3.4. Prediction for In-Hospital Mortality

The alternative guidelines demonstrated higher sensitivity and balanced specificity for predicting in-hospital mortality among elderly patients. As shown in Table 2, the sensitivity improved to 0.815 compared with 0.599 under the current guidelines, whereas the specificity was maintained at 0.539. In younger patients (age < 65 years), the sensitivity and specificity improved to 0.828 and 0.593, respectively. These findings underscore the robustness of the alternative guidelines across age groups in addressing mortality risks (Table 3).
Table 3. Comparative Accuracy of Alternative Triage Guidelines Versus Current Guidelines in Predicting ICU admission and post-hospitalization among patients under 65 years old.
Table 3. Comparative Accuracy of Alternative Triage Guidelines Versus Current Guidelines in Predicting ICU admission and post-hospitalization among patients under 65 years old.
Target ICU admission
Training set (n=86,120) Test set (n=37,026)
All, age<65 Current triage
guideline 11)
Current triage
guideline22)
Current triage
guidelines 3
Alternative
triage guidelines
Light
GBM
Lasso Current triage
guideline 1
Current triage
Guideline 2
Current triage
guidelines 3
Alternative triage guidelines Light
GBM
Lasso
Sensitivity 0.353 0.414 0.486 0.657 0.881 0.766 0.356 0.428 0.497 0.664 0.865 0.746
Specificity 0.932 0.934 0.897 0.707 0.699 0.701 0.932 0.933 0.896 0.707 0.7 0.703
Precision 0.206 0.238 0.191 0.101 0.127 0.113 0.208 0.241 0.193 0.101 0.126 0.111
F1 Score 0.26 0.303 0.274 0.174 0.223 0.197 0.263 0.309 0.278 0.176 0.22 0.194
F2 score 0.309 0.361 0.371 0.312 0.403 0.356 0.312 0.371 0.378 0.315 0.397 0.348
Accuracy 0.904 0.909 0.878 0.704 0.707 0.704 0.905 0.909 0.877 0.705 0.708 0.705
Target Post-hospitalization mortality
Training set (n=15,435) Test set (n=6,646)
All, age<65 Current triage
guideline 11)
Current triage
guideline22)
Current triage
guidelines 3
Alternative
triage guidelines
Light
GBM
Lasso Current triage
guideline 11)
Current triage
guideline 22)
Current triage
guidelines 3
Alternative triage guidelines Light
GBM
Lasso
Sensitivity 0.414 0.523 0.587 0.802 0.939 0.801 0.448 0.597 0.655 0.828 0.941 0.821
Specificity 0.855 0.844 0.791 0.595 0.695 0.697 0.861 0.846 0.796 0.593 0.706 0.71
Precision 0.11 0.127 0.109 0.079 0.118 0.103 0.128 0.151 0.128 0.085 0.128 0.114
F1 Score 0.174 0.205 0.312 0.144 0.21 0.183 0.199 0.24 0.214 0.154 0.225 0.201
F2 score 0.267 0.322 0.183 0.284 0.393 0.34 0.299 0.375 0.359 0.301 0.414 0.367
Accuracy 0.836 0.831 0.782 0.603 0.705 0.702 0.843 0.836 0.79 0.603 0.716 0.715

3.5. Subgroup Analysis by Injury Severity and Type

3.5.1. High ISS (> 16)

In elder patients with high ISS, the alternative guidelines showed superior performance for predicting ICU admission, achieving a sensitivity and specificity of 0.46 and 0.827 for elderly patients, respectively.
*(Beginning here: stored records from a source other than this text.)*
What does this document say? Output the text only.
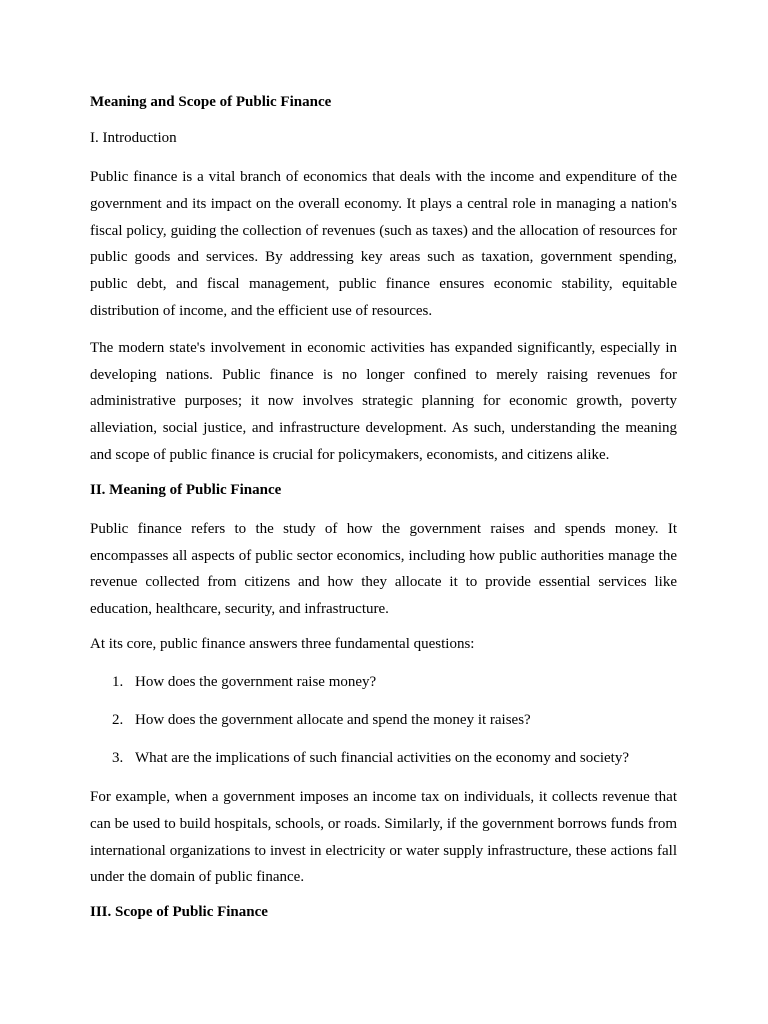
Meaning and Scope of Public Finance
I. Introduction

Public finance is a vital branch of economics that deals with the income and expenditure of the government and its impact on the overall economy. It plays a central role in managing a nation's fiscal policy, guiding the collection of revenues (such as taxes) and the allocation of resources for public goods and services. By addressing key areas such as taxation, government spending, public debt, and fiscal management, public finance ensures economic stability, equitable distribution of income, and the efficient use of resources.

The modern state's involvement in economic activities has expanded significantly, especially in developing nations. Public finance is no longer confined to merely raising revenues for administrative purposes; it now involves strategic planning for economic growth, poverty alleviation, social justice, and infrastructure development. As such, understanding the meaning and scope of public finance is crucial for policymakers, economists, and citizens alike.

II. Meaning of Public Finance

Public finance refers to the study of how the government raises and spends money. It encompasses all aspects of public sector economics, including how public authorities manage the revenue collected from citizens and how they allocate it to provide essential services like education, healthcare, security, and infrastructure.

At its core, public finance answers three fundamental questions:

1. How does the government raise money?
2. How does the government allocate and spend the money it raises?
3. What are the implications of such financial activities on the economy and society?

For example, when a government imposes an income tax on individuals, it collects revenue that can be used to build hospitals, schools, or roads. Similarly, if the government borrows funds from international organizations to invest in electricity or water supply infrastructure, these actions fall under the domain of public finance.

III. Scope of Public Finance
These values represent a significant improvement over the current guidelines, which had a sensitivity of 0.376 (Supplementary Table S1). However, specificity was slightly lower at 0.827, compared to 0.94 in the best-performing current guideline. F1 Score and accuracy were also improved, indicating better identification of high-risk elderly trauma patients requiring ICU admission. For in-hospital mortality prediction: the alternative guidelines effectively improved sensitivity, ensuring that fewer critically ill elderly patients were under-triaged. Supplementary Table S2 presents the results for younger patients (<65 years) with ISS > 16. The sensitivity of the alternative guidelines for ICU admission prediction was 0.642, which is 17.9 percentage points higher than the best-performing current guideline (0.463). However, specificity decreased to 0.72, compared to 0.903 in the best-performing current guideline. Similar trends were observed in in-hospital mortality prediction, where the alternative guidelines achieved a sensitivity of 1.0, outperforming all current guidelines, but at the expense of specificity.

3.5.2. TBIs

Among elderly patients with TBIs, the alternative guidelines achieved a sensitivity and specificity of 0.48 and 0.845, outperforming the current guidelines, which had a sensitivity and specificity of 0.409 and 0.936, respectively. Moreover, the sensitivity of the alternative guidelines in predicting in-hospital mortality within the TBI subgroup improved to 0.825, indicating enhanced predictive capacity for critical outcomes (Supplementary Table S3). Among elderly patients with TBIs, the alternative guidelines achieved a sensitivity and specificity of 0.48 and 0.845, outperforming the current guidelines, which had a sensitivity and specificity of 0.409 and 0.936, respectively. Moreover, the sensitivity of the alternative guidelines in predicting in-hospital mortality within the TBI subgroup improved to 0.825, indicating enhanced predictive capacity for critical outcomes (Supplementary Table S3). Supplementary Table S4 presents the results for younger patients (<65 years) with TBI. The sensitivity of the alternative guidelines for ICU admission prediction was 0.645, which is 12.9 percentage points higher than the best-performing current guideline (0.516). However, specificity decreased to 0.787, compared to 0.922 in the best-performing current guideline. In in-hospital mortality prediction, the sensitivity of the alternative guidelines reached 1.0, outperforming all current guidelines, but at the cost of slightly reduced specificity (0.638).

3.5.3. Chest Injuries

As shown in Supplementary Table S5, the alternative triage guidelines demonstrated improved performance in predicting ICU admission among elderly patients (≥65 years) with chest injuries. The alternative triage guideline achieved a sensitivity of 0.278, which is higher than the best-performing current guideline (0.167), meaning that it better identifies high-risk patients requiring ICU admission. However, specificity dropped to 0.883, compared to 0.973 in the best-performing current guideline, leading to more false positives. From Supplementary Table S6, the test set results for ICU admission prediction in younger patients with chest injuries show that alternative guideline significantly improved sensitivity to 0.696. However, specificity decreased to 0.835, compared to 0.965 in the best-performing current guideline, meaning a higher false positive rate.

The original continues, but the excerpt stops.